As a way to help combat the problems they cause there are various lists of known open relays published. These allows mailserver administrators to reject email from open relays, or tag it to help spam filtering software identify it as possible spam.
Open Proxies
There are many reasons why it may be undesirable for many internet users to connect from their work stations directly to servers on the internet. We're not just talking about connecting to mail servers here, but web servers, file servers, etc. Many companies install 'proxy' servers: users connect to this proxy and the proxy connects to servers on the internet on their behalf. This allows to the company to more easily monitor connections and filter out unwanted or damaging content, and can help with the installation of secure firewalls. A web cache is a specific type of proxy that is designed to deal with a specific type of connection. There are general purpose proxies (such as SOCKS) which can be used for any type of connection.
Most proxies are setup to only accept connections from computers on a LAN, or other restricted set of computers or users. There are, however, some proxies that accept connections from anyone on the internet. These 'open proxies' can be abused by spammers in much they same way as they abuse open mail relays, by sending their spam via a proxy server they can increase their anonymity.
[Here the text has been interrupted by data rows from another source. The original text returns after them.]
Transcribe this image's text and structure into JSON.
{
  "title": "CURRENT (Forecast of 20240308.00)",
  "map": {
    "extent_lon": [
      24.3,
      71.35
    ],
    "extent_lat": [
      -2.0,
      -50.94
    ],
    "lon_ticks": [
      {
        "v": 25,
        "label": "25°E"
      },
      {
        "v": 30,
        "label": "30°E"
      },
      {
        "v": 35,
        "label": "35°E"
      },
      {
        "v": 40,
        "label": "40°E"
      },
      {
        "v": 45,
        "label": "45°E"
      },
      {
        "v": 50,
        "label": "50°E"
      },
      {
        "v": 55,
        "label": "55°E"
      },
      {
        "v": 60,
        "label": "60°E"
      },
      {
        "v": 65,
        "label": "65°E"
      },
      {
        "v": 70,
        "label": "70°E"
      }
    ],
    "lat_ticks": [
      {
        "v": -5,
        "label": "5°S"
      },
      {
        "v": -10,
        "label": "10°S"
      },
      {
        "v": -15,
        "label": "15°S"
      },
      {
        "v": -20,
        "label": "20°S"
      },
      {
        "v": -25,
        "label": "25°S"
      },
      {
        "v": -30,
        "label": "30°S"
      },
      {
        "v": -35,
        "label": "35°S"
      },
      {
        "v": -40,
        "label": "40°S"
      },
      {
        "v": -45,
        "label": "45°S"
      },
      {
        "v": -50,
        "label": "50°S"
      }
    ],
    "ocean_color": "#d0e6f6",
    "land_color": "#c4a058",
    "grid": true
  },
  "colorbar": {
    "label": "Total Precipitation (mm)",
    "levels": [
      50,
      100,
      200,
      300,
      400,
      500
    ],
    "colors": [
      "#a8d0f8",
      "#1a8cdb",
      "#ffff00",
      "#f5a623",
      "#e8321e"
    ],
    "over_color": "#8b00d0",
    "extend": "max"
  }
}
Many open proxies are actually better at hiding the identity of the spammer than open mail relays are.
As well as abusing general purpose proxies to send spam it is also often possible for spammers to trick other types of proxy (imparticular web proxies) into sending email via an SMTP server. On top of this some CGI scripts run on various websites can be tricked into sending spam (formmail.pl is the classic example of this). Since all of these systems protect spammers, by allowing them to send their spam anonymously, they are all frowned upon in the anti-spam community and - like open mail relays - there are lists available to make it possible to reject or tag email that has been sent via them.